- Born: August 1, 1952 Ena, Gifu Prefecture, Japan
- Died: June 18, 1985 (aged 32) Osaka, Japan
- Cause of death: Stabbed by bayonet
- Occupation: Businessman

Japanese name
- Kanji: 永野 一男
- Hiragana: ながの かずお
- Katakana: ナガノ カズオ
- Romanization: Nagano Kazuo

= Kazuo Nagano =

Japanese fraudster

Kazuo Nagano (永野 一男, Nagano Kazuo) was a Japanese fraudster. He was chairman of Toyota Shoji (unrelated to the car manufacturing company), a fraudulent gold investment company, which was responsible for swindling 3,855 people, mostly elderly, out of 12 billion yen.

== Early life ==
Nagano was born in Ena City, Gifu Prefecture.
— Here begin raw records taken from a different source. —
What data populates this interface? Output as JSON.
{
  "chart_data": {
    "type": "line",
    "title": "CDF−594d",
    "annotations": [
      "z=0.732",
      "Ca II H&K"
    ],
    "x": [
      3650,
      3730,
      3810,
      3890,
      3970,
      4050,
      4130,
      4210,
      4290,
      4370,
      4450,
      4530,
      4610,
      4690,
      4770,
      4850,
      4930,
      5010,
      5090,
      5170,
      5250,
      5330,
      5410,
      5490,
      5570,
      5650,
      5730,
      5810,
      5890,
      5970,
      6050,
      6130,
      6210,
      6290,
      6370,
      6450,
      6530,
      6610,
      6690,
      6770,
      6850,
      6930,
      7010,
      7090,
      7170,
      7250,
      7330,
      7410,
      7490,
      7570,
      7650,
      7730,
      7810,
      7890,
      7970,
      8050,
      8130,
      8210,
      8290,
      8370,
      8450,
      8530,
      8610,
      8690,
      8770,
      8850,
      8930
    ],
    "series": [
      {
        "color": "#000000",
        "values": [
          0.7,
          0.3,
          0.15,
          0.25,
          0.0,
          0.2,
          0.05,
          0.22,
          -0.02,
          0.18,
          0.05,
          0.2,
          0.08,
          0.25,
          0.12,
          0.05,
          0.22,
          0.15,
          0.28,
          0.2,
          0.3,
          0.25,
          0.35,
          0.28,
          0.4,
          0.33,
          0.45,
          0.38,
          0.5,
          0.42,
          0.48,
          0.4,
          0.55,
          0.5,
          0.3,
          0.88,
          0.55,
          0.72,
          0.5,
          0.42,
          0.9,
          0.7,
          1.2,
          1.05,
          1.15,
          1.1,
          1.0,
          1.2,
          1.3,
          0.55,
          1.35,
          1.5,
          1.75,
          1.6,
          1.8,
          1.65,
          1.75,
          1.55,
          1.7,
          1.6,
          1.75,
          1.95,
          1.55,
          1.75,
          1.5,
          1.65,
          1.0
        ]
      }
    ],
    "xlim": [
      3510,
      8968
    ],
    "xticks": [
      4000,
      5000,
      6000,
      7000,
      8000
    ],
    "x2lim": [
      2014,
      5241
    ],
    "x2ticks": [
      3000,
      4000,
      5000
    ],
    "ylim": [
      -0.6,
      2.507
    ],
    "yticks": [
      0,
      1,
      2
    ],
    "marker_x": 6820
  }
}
When he was 15 years old, he moved to his uncle's house in Hamada City, and graduated from a local junior high school. Nagano joined the mercantile company Okachi where he had high sales results, but he was dismissed when it was discovered that he profited by illegally investing the customer's money into the red bean market. After that, he changed his profession a number of times before founding Toyota Shoji, whose name was deliberately chosen to evoke the prestige of Toyota cars.
== Fraud ==
Toyota Shoji gained notoriety for its around-the-clock television commercials, which featured flashy imagery of luxury items and beautiful women while remaining vague as to the actual purpose of the enterprise, allegedly a precious metals investing company which sold certificates of ownership for (nonexistent) gold bullion. The company faced multiple complaints filed with the National Consumer Affairs Center of Japan, and were charged with fraud.

== Assassination ==
In 1985, two men – Masakazu Yano and Atsuo Iida – entered Nagano's house in Osaka through the window while at least 40 reporters watched, proceeding to stab him to death with a bayonet. One of the murderers received an 8-year jail sentence while the other received a 10-year sentence. The killers claimed to be hired assassins working on behalf of jilted former investors.